Indian-owned Karuturi Global is among the firms investing in Gambella region, drawn by the Ethiopian government’s portrayal of land availability. The country has 74.3 million hectares of arable land, of which 12 million is cultivated. By government figures, 350,000 hectares have been leased in the last two years. The Oakland Institute, a research group, says the area leased is ten times the official figure.

Land leasing to private investors is rapidly increasing. Globally, about 45 million hectares (111 million acres) of farmland were leased in 2009, compared with a previous average rate of 4 million hectares a year, the World Bank says. More than 70 percent of the deals were in Africa, most of them in Sudan, Mozambique, Liberia, Ethiopia, Nigeria and Madagascar. (HRW, Jan. 16; CSM, Dec. 23 via Oakland Institute)

Gambella regional president Omod Obang Olum was recently removed from his post as head of the ruling Gambella Peoples’ Democratic Movement (GPDM)—affiliated with the country’s ruling Ethiopian Peoples Revolutionary Democratic Front— after reportedly admitting to involvement in a 2003 massacre of more than 400 members of the minority ethnic Anuak community.
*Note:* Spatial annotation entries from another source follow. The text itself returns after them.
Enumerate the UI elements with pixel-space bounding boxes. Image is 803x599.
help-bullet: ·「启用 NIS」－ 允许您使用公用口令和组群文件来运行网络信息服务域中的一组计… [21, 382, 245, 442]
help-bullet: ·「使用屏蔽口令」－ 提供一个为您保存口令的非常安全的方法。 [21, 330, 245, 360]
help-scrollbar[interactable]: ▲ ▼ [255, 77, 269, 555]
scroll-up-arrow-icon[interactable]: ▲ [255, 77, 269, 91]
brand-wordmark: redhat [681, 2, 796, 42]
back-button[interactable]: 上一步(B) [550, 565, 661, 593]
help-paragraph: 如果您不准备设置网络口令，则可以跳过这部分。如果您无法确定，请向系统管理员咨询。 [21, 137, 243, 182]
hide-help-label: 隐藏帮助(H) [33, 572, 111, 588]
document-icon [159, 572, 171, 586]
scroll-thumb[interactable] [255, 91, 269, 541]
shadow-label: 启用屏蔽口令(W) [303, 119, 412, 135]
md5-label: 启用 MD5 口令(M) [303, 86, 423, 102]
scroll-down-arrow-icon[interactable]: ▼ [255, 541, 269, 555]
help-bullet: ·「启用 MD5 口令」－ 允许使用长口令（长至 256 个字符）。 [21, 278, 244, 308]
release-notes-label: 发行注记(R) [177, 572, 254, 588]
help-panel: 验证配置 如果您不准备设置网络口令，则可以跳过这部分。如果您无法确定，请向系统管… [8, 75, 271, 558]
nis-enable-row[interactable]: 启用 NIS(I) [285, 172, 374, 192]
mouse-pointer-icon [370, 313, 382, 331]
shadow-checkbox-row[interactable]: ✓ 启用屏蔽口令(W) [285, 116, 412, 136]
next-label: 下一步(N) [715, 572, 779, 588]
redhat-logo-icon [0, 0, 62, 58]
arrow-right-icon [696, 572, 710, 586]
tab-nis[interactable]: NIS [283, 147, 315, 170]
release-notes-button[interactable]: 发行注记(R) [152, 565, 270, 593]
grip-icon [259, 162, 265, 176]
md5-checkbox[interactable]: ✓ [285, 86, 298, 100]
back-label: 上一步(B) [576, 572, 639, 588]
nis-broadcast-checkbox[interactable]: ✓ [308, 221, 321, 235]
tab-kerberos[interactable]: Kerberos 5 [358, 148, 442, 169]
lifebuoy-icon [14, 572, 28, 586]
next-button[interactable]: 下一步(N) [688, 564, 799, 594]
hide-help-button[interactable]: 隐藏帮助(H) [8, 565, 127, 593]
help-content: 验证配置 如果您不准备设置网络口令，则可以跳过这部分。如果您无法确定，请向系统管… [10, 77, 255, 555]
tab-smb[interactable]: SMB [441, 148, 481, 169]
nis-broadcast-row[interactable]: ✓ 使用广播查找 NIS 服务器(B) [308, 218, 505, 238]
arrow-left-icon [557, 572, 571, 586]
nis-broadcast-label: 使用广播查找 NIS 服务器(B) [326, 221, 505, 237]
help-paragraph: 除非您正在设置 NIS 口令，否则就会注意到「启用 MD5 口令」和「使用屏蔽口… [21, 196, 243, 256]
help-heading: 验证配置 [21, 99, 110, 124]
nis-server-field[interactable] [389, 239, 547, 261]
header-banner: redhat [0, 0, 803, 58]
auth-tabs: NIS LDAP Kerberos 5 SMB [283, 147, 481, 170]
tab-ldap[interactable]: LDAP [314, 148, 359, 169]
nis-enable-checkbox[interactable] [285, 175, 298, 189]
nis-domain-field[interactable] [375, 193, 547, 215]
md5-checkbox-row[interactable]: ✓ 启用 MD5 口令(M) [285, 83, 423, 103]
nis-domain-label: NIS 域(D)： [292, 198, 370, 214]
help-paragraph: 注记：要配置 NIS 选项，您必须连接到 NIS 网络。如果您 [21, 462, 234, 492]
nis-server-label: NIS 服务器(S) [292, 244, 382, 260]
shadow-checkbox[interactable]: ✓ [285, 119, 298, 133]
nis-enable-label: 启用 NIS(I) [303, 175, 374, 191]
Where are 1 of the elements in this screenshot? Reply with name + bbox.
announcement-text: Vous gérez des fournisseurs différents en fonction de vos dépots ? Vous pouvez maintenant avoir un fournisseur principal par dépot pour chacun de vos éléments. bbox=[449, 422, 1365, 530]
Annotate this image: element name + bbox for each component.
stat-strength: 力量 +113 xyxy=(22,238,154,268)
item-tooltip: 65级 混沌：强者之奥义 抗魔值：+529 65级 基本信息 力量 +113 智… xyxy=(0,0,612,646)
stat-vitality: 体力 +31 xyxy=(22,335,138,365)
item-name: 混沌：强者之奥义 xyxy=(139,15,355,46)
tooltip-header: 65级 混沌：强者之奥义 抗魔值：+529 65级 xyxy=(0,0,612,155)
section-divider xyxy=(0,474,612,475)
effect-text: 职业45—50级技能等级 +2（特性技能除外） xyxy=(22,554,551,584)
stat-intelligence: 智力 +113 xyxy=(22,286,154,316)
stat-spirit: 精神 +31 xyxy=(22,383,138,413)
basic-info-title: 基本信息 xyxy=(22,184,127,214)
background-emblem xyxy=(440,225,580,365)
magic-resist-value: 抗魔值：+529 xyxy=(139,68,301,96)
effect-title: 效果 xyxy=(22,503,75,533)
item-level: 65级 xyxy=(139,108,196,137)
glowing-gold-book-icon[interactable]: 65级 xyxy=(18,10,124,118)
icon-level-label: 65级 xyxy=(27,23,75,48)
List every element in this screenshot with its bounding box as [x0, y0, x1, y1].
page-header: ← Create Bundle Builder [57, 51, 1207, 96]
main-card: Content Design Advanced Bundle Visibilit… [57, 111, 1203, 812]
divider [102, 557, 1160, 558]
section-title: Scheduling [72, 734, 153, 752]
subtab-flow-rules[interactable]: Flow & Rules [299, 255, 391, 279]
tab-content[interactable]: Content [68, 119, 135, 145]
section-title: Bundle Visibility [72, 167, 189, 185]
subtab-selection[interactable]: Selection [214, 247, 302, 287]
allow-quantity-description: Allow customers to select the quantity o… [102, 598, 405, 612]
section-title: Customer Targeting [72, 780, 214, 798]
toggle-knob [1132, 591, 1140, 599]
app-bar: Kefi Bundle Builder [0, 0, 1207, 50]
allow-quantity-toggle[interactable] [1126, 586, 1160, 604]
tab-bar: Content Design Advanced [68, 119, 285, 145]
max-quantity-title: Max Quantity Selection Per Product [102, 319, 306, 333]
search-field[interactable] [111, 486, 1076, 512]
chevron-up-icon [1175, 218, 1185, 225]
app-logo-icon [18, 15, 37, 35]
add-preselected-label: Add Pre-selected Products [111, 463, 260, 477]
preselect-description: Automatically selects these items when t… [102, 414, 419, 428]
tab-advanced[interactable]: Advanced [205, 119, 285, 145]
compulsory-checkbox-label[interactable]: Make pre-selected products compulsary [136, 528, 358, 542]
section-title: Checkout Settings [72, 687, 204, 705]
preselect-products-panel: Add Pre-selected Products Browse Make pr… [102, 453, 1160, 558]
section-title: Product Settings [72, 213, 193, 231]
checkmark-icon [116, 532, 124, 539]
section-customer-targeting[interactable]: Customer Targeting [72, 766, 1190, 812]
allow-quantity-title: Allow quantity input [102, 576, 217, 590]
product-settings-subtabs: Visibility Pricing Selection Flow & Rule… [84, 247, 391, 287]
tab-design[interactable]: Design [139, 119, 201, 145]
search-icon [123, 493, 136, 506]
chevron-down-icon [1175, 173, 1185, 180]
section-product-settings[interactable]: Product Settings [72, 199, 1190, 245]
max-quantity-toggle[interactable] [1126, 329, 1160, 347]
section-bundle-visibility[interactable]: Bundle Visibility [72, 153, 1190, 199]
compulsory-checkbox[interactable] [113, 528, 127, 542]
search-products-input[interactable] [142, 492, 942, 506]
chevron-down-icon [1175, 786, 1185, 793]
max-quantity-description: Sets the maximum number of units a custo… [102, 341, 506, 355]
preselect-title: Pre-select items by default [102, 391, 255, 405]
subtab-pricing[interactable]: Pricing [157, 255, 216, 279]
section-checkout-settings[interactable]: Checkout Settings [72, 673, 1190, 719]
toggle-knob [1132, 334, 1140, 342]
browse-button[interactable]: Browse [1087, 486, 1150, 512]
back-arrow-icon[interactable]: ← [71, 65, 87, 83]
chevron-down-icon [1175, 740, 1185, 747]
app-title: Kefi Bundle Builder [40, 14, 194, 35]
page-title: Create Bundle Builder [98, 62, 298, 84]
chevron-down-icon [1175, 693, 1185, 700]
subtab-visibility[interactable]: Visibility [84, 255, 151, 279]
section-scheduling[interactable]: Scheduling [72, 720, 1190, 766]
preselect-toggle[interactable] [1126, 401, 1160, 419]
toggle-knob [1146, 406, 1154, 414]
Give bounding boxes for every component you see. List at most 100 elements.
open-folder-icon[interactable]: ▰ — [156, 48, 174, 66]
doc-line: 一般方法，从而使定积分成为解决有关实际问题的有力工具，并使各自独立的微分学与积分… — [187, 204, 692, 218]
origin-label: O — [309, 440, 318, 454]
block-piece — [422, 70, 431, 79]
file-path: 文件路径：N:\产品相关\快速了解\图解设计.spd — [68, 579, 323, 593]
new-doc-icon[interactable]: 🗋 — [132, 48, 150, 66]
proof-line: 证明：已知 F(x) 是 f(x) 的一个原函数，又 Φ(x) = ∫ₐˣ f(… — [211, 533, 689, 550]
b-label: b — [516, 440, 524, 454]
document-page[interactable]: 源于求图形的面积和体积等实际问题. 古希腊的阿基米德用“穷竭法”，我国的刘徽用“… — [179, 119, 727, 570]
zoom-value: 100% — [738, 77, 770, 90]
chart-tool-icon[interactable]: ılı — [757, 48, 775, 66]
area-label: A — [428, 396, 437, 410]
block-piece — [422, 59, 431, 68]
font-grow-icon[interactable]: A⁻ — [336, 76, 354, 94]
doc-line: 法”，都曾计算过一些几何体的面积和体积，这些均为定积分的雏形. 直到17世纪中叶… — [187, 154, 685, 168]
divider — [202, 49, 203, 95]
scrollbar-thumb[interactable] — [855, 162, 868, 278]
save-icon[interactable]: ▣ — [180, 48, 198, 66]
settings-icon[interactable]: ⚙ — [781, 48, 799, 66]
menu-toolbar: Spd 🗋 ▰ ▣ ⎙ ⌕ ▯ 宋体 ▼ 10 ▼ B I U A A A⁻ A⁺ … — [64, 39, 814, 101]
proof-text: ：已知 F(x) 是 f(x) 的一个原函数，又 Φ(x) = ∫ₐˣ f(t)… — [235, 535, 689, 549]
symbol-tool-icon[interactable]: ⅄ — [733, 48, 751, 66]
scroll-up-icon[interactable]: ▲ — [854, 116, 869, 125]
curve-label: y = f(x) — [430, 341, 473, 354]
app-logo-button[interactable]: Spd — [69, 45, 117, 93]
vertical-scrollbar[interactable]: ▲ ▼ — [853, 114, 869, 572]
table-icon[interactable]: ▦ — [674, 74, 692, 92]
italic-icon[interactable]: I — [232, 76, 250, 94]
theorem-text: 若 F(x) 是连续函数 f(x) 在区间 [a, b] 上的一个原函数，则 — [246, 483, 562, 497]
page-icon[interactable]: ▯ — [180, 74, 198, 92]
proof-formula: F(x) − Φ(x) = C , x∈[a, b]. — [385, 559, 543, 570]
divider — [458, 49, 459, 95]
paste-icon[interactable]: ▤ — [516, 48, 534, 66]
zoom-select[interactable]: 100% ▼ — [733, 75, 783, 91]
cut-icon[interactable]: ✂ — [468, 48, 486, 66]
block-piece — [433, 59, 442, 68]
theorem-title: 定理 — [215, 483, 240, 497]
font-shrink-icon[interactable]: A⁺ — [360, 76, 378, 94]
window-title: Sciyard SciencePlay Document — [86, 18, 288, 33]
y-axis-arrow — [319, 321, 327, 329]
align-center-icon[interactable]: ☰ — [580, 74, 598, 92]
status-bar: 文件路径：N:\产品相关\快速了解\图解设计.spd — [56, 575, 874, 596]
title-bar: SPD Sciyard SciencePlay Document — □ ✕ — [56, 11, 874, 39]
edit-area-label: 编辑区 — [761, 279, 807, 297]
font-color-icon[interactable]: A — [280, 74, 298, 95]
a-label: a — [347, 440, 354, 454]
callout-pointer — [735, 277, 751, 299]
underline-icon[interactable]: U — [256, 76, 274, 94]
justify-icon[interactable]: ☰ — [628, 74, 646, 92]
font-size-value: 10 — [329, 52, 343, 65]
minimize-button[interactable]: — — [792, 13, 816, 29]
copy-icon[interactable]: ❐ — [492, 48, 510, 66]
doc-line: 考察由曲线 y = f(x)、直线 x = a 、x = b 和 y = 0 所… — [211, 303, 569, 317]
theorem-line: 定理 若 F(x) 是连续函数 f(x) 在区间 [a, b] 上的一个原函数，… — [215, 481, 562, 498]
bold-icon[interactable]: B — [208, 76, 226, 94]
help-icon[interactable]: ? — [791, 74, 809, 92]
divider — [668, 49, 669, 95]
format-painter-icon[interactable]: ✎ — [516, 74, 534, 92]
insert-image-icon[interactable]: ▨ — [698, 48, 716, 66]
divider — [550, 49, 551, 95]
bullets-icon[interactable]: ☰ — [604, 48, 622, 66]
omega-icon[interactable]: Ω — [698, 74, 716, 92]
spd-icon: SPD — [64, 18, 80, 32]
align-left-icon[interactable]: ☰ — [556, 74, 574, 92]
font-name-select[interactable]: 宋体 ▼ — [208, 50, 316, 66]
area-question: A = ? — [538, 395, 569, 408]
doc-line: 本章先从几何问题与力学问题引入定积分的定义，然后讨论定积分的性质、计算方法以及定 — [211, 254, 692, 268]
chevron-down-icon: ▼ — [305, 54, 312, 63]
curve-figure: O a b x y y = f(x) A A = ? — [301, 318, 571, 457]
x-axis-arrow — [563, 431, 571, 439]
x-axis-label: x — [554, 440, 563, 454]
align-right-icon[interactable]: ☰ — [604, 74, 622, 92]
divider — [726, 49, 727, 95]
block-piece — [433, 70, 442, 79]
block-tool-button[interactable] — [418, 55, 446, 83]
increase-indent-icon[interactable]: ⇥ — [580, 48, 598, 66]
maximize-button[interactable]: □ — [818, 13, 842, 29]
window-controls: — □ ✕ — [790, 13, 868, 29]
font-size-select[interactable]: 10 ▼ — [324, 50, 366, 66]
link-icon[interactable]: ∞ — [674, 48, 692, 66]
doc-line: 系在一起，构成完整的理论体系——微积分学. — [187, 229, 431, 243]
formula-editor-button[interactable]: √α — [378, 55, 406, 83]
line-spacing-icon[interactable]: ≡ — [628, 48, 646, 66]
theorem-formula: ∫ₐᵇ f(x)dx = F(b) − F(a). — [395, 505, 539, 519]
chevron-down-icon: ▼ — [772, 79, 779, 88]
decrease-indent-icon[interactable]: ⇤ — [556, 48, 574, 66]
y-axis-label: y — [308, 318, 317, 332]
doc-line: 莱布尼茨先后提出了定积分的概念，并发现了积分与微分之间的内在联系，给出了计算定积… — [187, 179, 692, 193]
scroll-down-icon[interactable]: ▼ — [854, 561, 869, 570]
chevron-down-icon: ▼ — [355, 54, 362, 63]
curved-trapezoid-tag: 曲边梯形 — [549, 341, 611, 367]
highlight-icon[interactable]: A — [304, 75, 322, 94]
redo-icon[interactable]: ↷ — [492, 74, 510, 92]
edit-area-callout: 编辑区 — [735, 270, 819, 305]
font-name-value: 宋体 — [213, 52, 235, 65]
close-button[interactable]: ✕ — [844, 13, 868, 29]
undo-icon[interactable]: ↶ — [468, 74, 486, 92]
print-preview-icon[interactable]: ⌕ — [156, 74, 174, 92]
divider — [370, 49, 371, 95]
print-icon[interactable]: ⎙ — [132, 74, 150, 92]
Several other GPDM executive committee members are also reported to have lost their jobs. (VOA, Jan. 16)

The US ambassador to Ethiopia Donald E. Booth visited Gambella Jan. 1-3 to visit US-supported projects in health and education, meet with local government officials, and discuss local issues in Gambella such as “commercial farming and regional development.” (Nazret, Jan. 13)

See our last posts on Ethiopia and the African land grabs.

  1. Cruel, but not unusual.
    This is Marx’s primitive accumulation of capital.
    It’s how ‘development’ starts in just about every country.
    It’s very sad that some of the oldest communities around – natives of Ethiopia and Botswana – have been the most recent to be forced into civilization.
    It won’t end until we’re all strapped in, continuously monitored, genetically engineereed, and fitted with chemical or computerized restraints or the machine is blown to dust along with its designers.